= Hamerton Treaty =

The Hamilton Treaty was a treaty signed between Britain and the Omani Empire in 1845. It was named after Atkins Hamerton, who negotiated the treaty on behalf of Britain. The treaty addressed the issue of the Zanzibar slave trade between the Swahili coast in Zanzibar and Oman in the Arabian Peninsula, which was at the time the major part of the ancient Indian Ocean slave trade.

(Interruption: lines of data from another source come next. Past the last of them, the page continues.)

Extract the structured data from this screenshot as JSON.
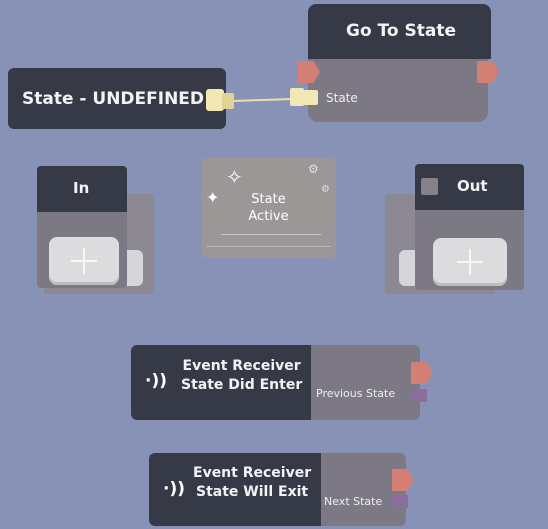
{
  "state_undefined_node": {
    "label": "State - UNDEFINED"
  },
  "go_to_state_node": {
    "title": "Go To State",
    "input_label": "State"
  },
  "in_node": {
    "title": "In"
  },
  "state_active_node": {
    "line1": "State",
    "line2": "Active"
  },
  "out_node": {
    "title": "Out"
  },
  "event_enter_node": {
    "title_line1": "Event Receiver",
    "title_line2": "State Did Enter",
    "port_label": "Previous State"
  },
  "event_exit_node": {
    "title_line1": "Event Receiver",
    "title_line2": "State Will Exit",
    "port_label": "Next State"
  },
  "colors": {
    "background": "#8792b6",
    "node_header": "#363a47",
    "node_body": "#7c7884",
    "exec_port": "#d47f74",
    "data_port": "#8b6e9c",
    "wire": "#e9dfa6"
  }
}
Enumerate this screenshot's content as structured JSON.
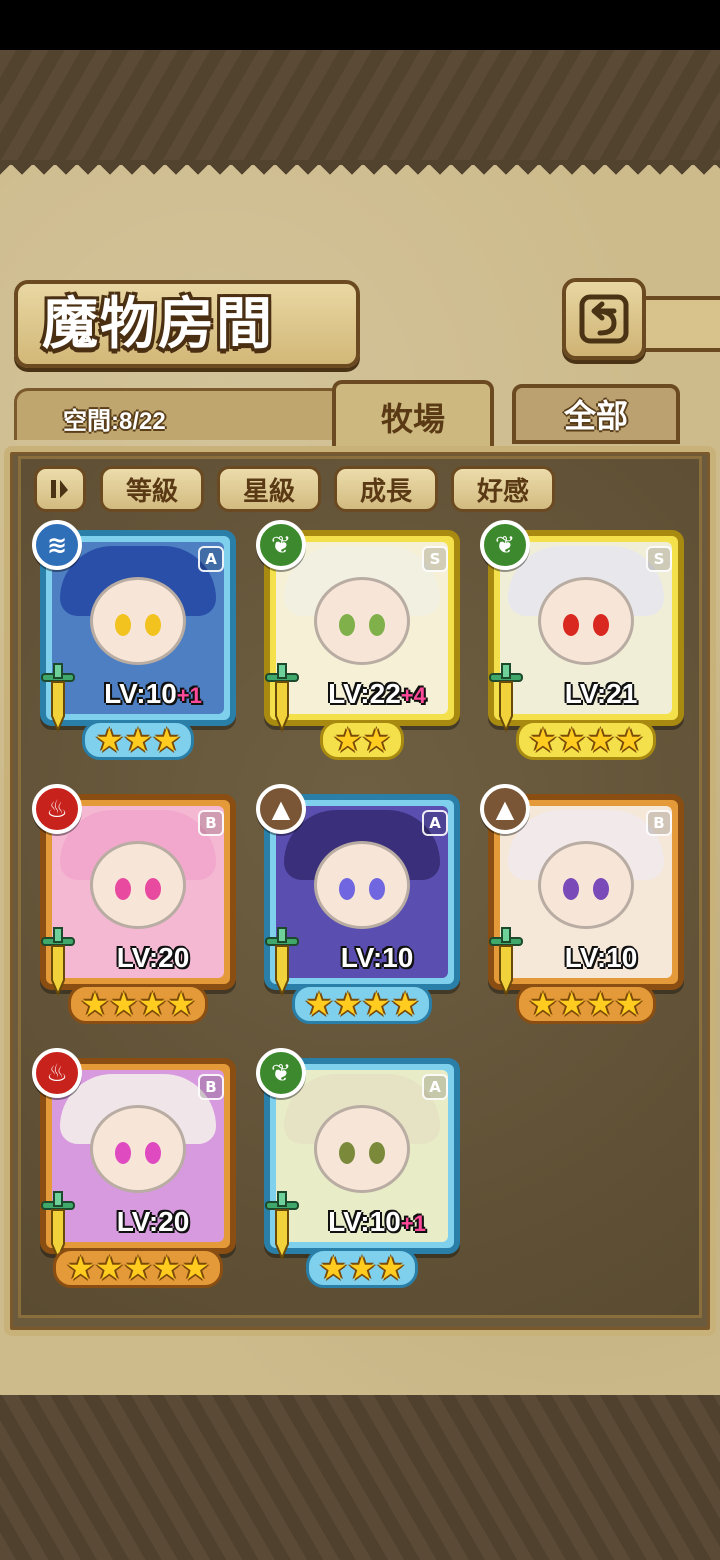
{
  "header": {
    "title": "魔物房間",
    "back_label": "返回"
  },
  "space": {
    "label": "空間:8/22"
  },
  "tabs": [
    {
      "label": "牧場",
      "active": true
    },
    {
      "label": "全部",
      "active": false
    }
  ],
  "sort": {
    "toggle_icon": "sort-toggle-icon",
    "buttons": [
      "等級",
      "星級",
      "成長",
      "好感"
    ]
  },
  "monsters": [
    {
      "level": "LV:10",
      "bonus": "+1",
      "rank": "A",
      "element": "water",
      "stars": 3,
      "frame": "blue"
    },
    {
      "level": "LV:22",
      "bonus": "+4",
      "rank": "S",
      "element": "nature",
      "stars": 2,
      "frame": "gold"
    },
    {
      "level": "LV:21",
      "bonus": "",
      "rank": "S",
      "element": "nature",
      "stars": 4,
      "frame": "gold"
    },
    {
      "level": "LV:20",
      "bonus": "",
      "rank": "B",
      "element": "fire",
      "stars": 4,
      "frame": "orange"
    },
    {
      "level": "LV:10",
      "bonus": "",
      "rank": "A",
      "element": "earth",
      "stars": 4,
      "frame": "blue"
    },
    {
      "level": "LV:10",
      "bonus": "",
      "rank": "B",
      "element": "earth",
      "stars": 4,
      "frame": "orange"
    },
    {
      "level": "LV:20",
      "bonus": "",
      "rank": "B",
      "element": "fire",
      "stars": 5,
      "frame": "orange"
    },
    {
      "level": "LV:10",
      "bonus": "+1",
      "rank": "A",
      "element": "nature",
      "stars": 3,
      "frame": "blue"
    }
  ],
  "colors": {
    "frame_blue": "#7fd0ec",
    "frame_gold": "#f4e04a",
    "frame_orange": "#e59a3a",
    "element_water": "#2f6fb8",
    "element_nature": "#3d8a2e",
    "element_fire": "#c8221c",
    "element_earth": "#7a5636",
    "bonus": "#ff4a9a"
  }
}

The Hammerton Treaty formally restricted slave trade to be legal only within the territory of Zanzibar, but Zanzibar continued to import slaves from Kilwa in the East African coast to Madagascar and the Comoros with official papers for a legal slave trade north.

==History==
Hamerton was a friend of Said bin Sultan, the last ruler of the Omani Empire, with the sultan giving Hamerton a building abutting the sea in the town centre as a residence, waiving the rent. The British were keen to exploit this friendship to end the slave trade in Zanzibar, which was flourishing at the time. The Moresby Treaty of 1822 had restricted the Zanzibar slave trade, but not banned it.

Hamilton was therefore told when on leave in Bombay in 1843 that the Company wanted him to intervene with Said. This was more easily said than done, as Said responded to the promptings of Hamerton by reminding him that slavery was condoned by Islam: "The Koran, the word of God . . . sanctioned it, and the Arabs, of all Mahomedans, the people considered by the Almight as most deserving of favour, had a right to enslave infidels."

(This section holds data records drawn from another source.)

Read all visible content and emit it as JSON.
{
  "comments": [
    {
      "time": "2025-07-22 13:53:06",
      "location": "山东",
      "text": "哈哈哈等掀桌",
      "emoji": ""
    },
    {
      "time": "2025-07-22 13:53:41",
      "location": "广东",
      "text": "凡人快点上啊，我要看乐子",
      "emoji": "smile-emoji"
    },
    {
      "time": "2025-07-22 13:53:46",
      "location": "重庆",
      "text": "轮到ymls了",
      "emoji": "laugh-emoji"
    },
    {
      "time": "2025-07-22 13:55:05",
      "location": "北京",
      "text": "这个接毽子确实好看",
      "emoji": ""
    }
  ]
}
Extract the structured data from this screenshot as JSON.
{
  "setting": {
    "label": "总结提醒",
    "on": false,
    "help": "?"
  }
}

But Hamerton was a persuasive negotiator and the fruit of his work was a treaty signed by Said in 1845, known as the "Hamerton Treaty" – despite most of the work having been done by Lord Aberdeen and the Foreign Office – which outlawed the export of slaves from Zanzibar to the Persian Gulf area.

It soon became apparent, however, that this was mere posturing by the sultan and the Company, the latter doing nothing to enforce the terms of the treaty, and Britain having few warships in the area. So the slave trade continued as before, with Hamerton reckoning that three-quarters of Zanzibar's population were slaves.

It was followed by the Frere Treaty in 1873.